“The growth of spaces for public television and even access to digital and other technologies, have not guaranteed their success in terms of coverage or preferences of the Brazilian public, who have overwhelmingly chosen to watch the programs of commercial broadcasters.”
Adriana Cedillo*/ Brazil, June 2015
In the digital development process that Brazilian television is currently transiting, it’s worth asking ourselves about the potentials and prospects that will be available to public television in the near future, particularly in terms of coverage and consumption when the process of digitization concludes in 2018.
According to Anatel (the National Telecommunications Agency), the “pilot” switch-off of analog broadcasts will begin in November this year in the city of Rio Verde in the state of Goiás, and will then continue for three years, when it is estimated that at least 93% of all households in each municipality receiving open broadcast TV will be ready to connect with digital. This would represent a first challenge for the Brazilian government, as it will have to guarantee access to this technology in all of the country’s 5570 municipalities, taking into account regional differences in terms of infrastructure, economic and social development.

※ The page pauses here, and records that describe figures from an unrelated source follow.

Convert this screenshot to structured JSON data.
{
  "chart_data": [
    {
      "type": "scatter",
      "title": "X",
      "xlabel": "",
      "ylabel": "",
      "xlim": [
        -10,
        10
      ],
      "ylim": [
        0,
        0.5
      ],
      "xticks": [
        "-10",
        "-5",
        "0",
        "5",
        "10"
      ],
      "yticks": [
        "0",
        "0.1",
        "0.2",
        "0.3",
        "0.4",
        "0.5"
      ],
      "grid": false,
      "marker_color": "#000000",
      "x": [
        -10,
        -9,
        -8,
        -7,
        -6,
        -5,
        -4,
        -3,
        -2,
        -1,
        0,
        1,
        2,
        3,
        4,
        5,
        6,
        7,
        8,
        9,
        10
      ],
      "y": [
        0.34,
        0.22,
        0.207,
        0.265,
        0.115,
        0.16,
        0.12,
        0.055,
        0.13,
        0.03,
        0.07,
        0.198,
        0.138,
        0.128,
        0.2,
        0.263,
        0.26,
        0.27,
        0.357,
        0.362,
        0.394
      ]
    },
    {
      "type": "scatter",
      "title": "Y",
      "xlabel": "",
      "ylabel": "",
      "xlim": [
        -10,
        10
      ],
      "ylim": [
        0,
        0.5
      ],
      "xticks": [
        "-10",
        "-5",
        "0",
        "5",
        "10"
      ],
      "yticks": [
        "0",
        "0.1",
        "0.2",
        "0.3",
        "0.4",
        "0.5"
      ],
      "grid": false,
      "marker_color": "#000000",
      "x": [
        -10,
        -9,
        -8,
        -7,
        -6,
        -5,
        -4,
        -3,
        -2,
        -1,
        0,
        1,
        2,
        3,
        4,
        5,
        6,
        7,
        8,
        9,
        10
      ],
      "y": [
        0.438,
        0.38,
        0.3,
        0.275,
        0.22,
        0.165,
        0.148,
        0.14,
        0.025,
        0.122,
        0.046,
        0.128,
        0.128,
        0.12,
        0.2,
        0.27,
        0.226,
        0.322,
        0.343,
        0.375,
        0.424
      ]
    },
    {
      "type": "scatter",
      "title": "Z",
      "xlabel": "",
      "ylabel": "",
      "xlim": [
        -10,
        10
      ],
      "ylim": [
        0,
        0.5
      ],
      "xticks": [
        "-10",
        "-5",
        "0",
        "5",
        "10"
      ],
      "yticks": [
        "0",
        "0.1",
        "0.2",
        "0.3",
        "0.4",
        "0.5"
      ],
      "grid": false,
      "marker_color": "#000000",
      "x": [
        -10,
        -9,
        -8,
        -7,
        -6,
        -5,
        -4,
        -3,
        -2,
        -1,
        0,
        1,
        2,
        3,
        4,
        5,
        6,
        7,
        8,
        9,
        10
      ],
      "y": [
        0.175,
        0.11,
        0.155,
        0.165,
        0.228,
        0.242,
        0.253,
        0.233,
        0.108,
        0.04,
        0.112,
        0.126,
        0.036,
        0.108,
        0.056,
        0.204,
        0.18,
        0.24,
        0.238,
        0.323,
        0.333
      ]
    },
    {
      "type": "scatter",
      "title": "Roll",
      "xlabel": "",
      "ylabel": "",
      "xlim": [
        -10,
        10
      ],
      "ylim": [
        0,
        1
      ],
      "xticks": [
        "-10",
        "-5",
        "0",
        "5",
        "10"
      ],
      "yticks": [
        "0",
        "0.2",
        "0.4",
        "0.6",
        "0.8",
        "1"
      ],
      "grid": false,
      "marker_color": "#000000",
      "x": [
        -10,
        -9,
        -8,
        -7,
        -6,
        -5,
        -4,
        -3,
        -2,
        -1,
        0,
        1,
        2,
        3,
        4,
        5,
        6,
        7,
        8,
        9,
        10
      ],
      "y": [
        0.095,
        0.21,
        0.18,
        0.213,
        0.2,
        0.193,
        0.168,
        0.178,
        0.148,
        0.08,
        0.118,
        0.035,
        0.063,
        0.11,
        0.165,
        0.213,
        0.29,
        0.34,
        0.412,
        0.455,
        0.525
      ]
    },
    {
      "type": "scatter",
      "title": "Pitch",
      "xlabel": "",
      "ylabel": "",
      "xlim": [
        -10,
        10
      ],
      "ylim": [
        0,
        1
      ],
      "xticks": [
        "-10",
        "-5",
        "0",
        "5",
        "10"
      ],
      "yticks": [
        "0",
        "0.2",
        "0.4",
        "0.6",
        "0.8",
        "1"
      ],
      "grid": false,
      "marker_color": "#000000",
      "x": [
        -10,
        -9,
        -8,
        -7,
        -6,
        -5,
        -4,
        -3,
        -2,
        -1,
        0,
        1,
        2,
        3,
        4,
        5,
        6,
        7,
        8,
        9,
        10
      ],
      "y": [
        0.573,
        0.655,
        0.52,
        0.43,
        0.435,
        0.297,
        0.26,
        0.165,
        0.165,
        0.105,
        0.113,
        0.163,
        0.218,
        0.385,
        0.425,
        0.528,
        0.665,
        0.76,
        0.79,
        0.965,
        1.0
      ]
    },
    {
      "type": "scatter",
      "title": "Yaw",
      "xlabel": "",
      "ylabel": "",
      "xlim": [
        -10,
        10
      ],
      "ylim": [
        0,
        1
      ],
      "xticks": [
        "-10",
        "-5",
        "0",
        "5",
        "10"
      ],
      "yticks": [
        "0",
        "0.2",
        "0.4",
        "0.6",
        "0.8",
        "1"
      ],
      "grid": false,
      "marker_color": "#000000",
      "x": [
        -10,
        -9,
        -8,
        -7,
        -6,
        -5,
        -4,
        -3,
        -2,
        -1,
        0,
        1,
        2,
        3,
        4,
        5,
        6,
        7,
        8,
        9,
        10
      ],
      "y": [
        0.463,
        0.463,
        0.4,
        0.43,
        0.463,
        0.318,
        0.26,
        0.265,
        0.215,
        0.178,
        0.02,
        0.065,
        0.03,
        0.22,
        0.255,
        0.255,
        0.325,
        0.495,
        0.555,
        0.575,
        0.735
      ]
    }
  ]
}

In the case of public television, the digital transition becomes even more relevant, given the expectations regarding its reorganization, which have mainly been voiced by Tv Brasil, one of the largest public broadcasting networks, and owned by Empresa Brasil de Comunicação (2010) which also includes media outlets such as Agência Brasil, Radioagência Nacional, Tv Brasil Internacional, and the MEC AM and FM radio stations, among others.
Samuel Possebon, editorial director of Covergecom (Converge Comunicações), the main Brazilian media group that constantly accompanies the telecommunications market, shared his views with Observacom, and stated that the outlook for public
television coverage and its inclusion in digital technology does not look very promising, for as he stated “there’s a problem, apart from there being no reserve set aside for new channels, because in many cities funding is needed to build a better infrastructure for networks from a technical point of view. And there is no guarantee that this will happen. What does exist is a task, particularly for tv Brazil in the sense of trying to convince the government to create a network operator for the public television service, which should be undertaken by a single body. This could be a private or state company, a consortium or something else, but which is responsible for building an infrastructure that can be shared by all public broadcasters.”
It should also be remembered that although Brazilian public television has had important moments, such as its emergence in 1968 with the University of Pernambuco station, or the launch of the legislature channel in 1990, it wasn’t until 2007 when a more consolidated process began, starting with EBC (Empresa Brasil de Comunicação), which was created to “strengthen the public communications system”, according to its website. Another significant milestone in public television was the beginning of the simultaneous transmission of the RNCP (the National Public Communications Network), which TV Brasil also belongs to, along with the educational stations of 23 Brazilian states.
However, the growth of spaces for public television and even access to digital and other technologies, have not guaranteed success in terms of coverage or preferences of the Brazilian public, who have overwhelmingly chosen to watch the programs of commercial broadcasters. This can be observed in the audience ratings that reveal a rather uneven balance between both sides; for example, the primetime slot of media giant Globo has an average rating of 33%, while that of TV Cultura only captures 3% of the viewing public according to a survey carried out by Ibope (Brazilian Institute of Public Opinion and Statistics).
“Public TV has two challenges, the first is the huge difficulties of distribution, as it reaches only a few large urban centers or is embedded in the cable TV network, thus the challenge of distribution is still pending. However, there is a problem that is still far from being resolved, and that is in terms of its audience. Public TV has been unable to win over the Brazilian public, and is not a reference for viewers in terms of entertainment or news,” points out the editor of Covergecom.
Given these circumstances, highlighting the main challenges for public television channels continues to be an important, as there are various aspects to consider: the recent linkages between public television and the emergence of the RNPC, which is a process that has still not been fully developed; the digital transition which is still on-going; the lack of consolidation of projects such as that proposed by TV Brasil for the setting up of necessary infrastructure, and the negotiations that are to be carried out based on specific proposals that have been made to the Brazilian Congress regarding this issue.
To state whether the outlook is promising for public television in Brazil within the next few years is difficult in a setting in which it appears that this process is progressing slowly, and against challenges such as the unfair competition with major TV networks such as Rede Globo, SBT (Sistema Brasileiro de Comunicação), Rede Record and TV Band. Added to this is the still nonexistent articulation between public media and the legislative branch to discuss new openings, and the stagnation that has been noted for various years with respect to attempts by the Workers Party and civic organizations to resolve the issue of economic regulation of the media.
However, to say that the success of public TV is far from certain would be irresponsible, as attention needs to be given, among other aspects, to the outcome of the realignment of digital transmissions to see if there is any possibility of winning new broadcasting spaces. What is certain is that public television in Brazil continues to exist. This year one of its stations, Tv Cultura, was named by the British research institute Populus as the second highest-quality channel in the world, second only in fact to the British Broadcasting Corporation (BBC) itself.